文=村上 政(本誌) 写真=ベントレー・モーターズ



 カリフォルニアの青い空の下にたたずむ空色のボディを持ったコンチネンタルGTC。内装は目も覚めるような白一色。あまりにも美しく、あまりにもゴージャスで、見ているだけで、少しトクした気分になる。そんなクルマを、カリフォルニアの抜けるような青空の下、思う存分走らせられるなんて、こんな幸せ、人生でそうそう訪れるものではない。
 もっとも、私に割り当てられた試乗車は、グレーのボディに内装は赤いレザーとピアノ・ブラックのパネルという、美しくゴージャスではあるけれど、やや抑制の効いた配色の1台。

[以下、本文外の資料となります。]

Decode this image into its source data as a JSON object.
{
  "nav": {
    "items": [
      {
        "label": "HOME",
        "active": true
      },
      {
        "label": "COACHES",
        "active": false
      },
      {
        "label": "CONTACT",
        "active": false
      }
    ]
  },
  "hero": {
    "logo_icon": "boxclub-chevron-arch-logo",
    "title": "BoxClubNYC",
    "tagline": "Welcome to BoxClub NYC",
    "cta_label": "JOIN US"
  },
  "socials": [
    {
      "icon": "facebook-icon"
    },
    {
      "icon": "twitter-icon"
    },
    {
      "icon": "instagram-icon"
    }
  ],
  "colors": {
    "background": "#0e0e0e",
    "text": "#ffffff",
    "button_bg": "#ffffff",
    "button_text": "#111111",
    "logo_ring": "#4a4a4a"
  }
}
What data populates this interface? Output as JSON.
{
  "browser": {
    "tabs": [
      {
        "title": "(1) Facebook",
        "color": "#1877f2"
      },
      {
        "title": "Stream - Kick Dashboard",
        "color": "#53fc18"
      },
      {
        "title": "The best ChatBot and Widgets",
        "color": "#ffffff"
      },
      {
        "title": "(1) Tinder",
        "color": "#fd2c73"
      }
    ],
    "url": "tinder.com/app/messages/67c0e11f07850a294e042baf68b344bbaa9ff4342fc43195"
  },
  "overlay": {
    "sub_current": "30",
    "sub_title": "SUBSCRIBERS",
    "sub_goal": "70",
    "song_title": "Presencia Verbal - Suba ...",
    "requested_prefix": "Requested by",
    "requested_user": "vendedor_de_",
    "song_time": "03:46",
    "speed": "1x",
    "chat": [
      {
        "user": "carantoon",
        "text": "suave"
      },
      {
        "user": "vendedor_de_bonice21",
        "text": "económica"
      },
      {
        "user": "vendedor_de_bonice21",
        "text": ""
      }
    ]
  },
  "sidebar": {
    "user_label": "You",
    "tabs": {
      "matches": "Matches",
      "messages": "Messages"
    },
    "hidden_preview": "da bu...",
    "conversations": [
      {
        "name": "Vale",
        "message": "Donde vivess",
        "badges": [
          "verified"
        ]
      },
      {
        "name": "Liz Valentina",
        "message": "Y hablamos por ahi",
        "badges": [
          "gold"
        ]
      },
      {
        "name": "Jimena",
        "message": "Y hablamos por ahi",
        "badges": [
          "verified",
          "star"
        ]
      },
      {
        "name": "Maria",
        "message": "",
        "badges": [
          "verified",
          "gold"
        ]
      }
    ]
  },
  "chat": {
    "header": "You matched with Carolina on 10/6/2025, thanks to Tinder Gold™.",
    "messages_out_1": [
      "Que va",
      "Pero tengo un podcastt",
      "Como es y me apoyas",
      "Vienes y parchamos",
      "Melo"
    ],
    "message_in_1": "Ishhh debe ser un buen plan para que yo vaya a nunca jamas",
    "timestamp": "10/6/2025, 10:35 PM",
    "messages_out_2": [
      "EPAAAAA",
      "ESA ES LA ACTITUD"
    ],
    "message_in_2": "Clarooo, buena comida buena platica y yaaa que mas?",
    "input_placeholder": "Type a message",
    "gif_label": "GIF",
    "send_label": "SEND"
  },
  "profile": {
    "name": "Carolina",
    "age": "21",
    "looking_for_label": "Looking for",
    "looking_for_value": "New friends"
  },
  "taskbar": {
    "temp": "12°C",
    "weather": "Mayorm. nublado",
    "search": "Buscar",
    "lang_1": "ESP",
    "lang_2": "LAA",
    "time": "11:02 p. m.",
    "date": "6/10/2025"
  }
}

そして、空模様の方も、抜けるような青空が覗いたかと思えば、一瞬のちにはどんよりと曇り、あたり一面、靄がかかったようになったりと、目まぐるしく変化した。
 それでも、この新しいベントレー・コンチネンタルGTCで約400kmの試乗ルートを、たっぷり1日かけて走ることができたのは、至福の体験だった。そして、峠道も含んだそのルートで発見したのは、これは単に美しく、ゴージャスな高級車であるだけではなく、ロードスターを思わせるような驚くほどスポーティな面を秘めている、ということだった。

ソフト・トップは、センター・コンソール上のスイッチを押すだけで、25秒で開閉できる
ソフト・トップは、センター・コンソール上のスイッチを押すだけで、25秒で開閉できる。30km/h以下なら走行しながらでも開閉可能だ。



天地が薄めのソフト・トップ

 そもそも見た目からして、このコンチネンタルGTCは、2+2座のラグジュアリー・コンバーチブルらしからぬ、ロードスターみたいな雰囲気をもっている。それはどうやら、ソフト・トップの天地がかなり薄めになっていることから来ているようで、実は、Aピラー自体、コンチネンタルGTのものより、1.5度ほど寝ているのだという。そのAピラーも含めて、クーペとは異なるボディ・パーツは全体の51%。フロントまわりこそ共通だが、Aピラーも含めてそれよりうしろは、まったく別物だと言っていい。
 クローズにした時の姿は浅くキャップをかぶっているようで、これはこれでスポーティな軽快感があってカッコイイけれど、どこか仮の姿っぽい感じだ。オープン状態の方が、さらにカッコよく、美しく、ゴージャスで、やはりこちらが本来の姿だという気がする。
 特徴的なのは長いリア・デッキで、トランク・リッドとルーフの収納スペースの蓋の部分がやや盛り上がっており、そこから前方にキャビンをえぐり取るような感じでウエスト・ラインが伸びている。リア・デッキよりキャビン部分が低くなっているのが、かつてのアメリカ風コンバーチブルみたいですこぶるオシャレだ。
 カルマン製の電動油圧式ルーフ開閉機構は実によくできていて、室内からも外部からも開閉時に可動部分が覗き見えることがない。7本のフレームを持つ精巧な仕上げのファブリック・ルーフは3層構造で、耐候性・吸音性にすぐれるだけでなく、最高級繊維素材を使ったヘッド・ライニングにはインテリア・ルーフ・ランプも装備されるなど、隅々まで気配りが行き届いている。
 最上級の天然ウッドとレザーを使ったインテリアの質感の高さは言うまでもない。フライングBを模したセンターコンソールを中心に左右対称になったインパネのデザインはコンチネンタルGTやフライング・スパーと同じだが、驚いたのは、シートやダッシュボード、ドア・パネルのみならず、トノー・カバーにあたる部分までもが、ステッチのついたレザー製になっていたことだった。オープン・モデルであっても、すべてが完璧を指向しているのだ。

内装のデザインも基本的にクーペと同じ
(上)内装のデザインも基本的にクーペと同じ。センター・コンソールの上部中央には、ブライトリングのロゴが入った時計を装備する。(下)ソフト・トップは天地が浅く、キャビンが低く見えるため、ロードスターのようなスポーティ感がある。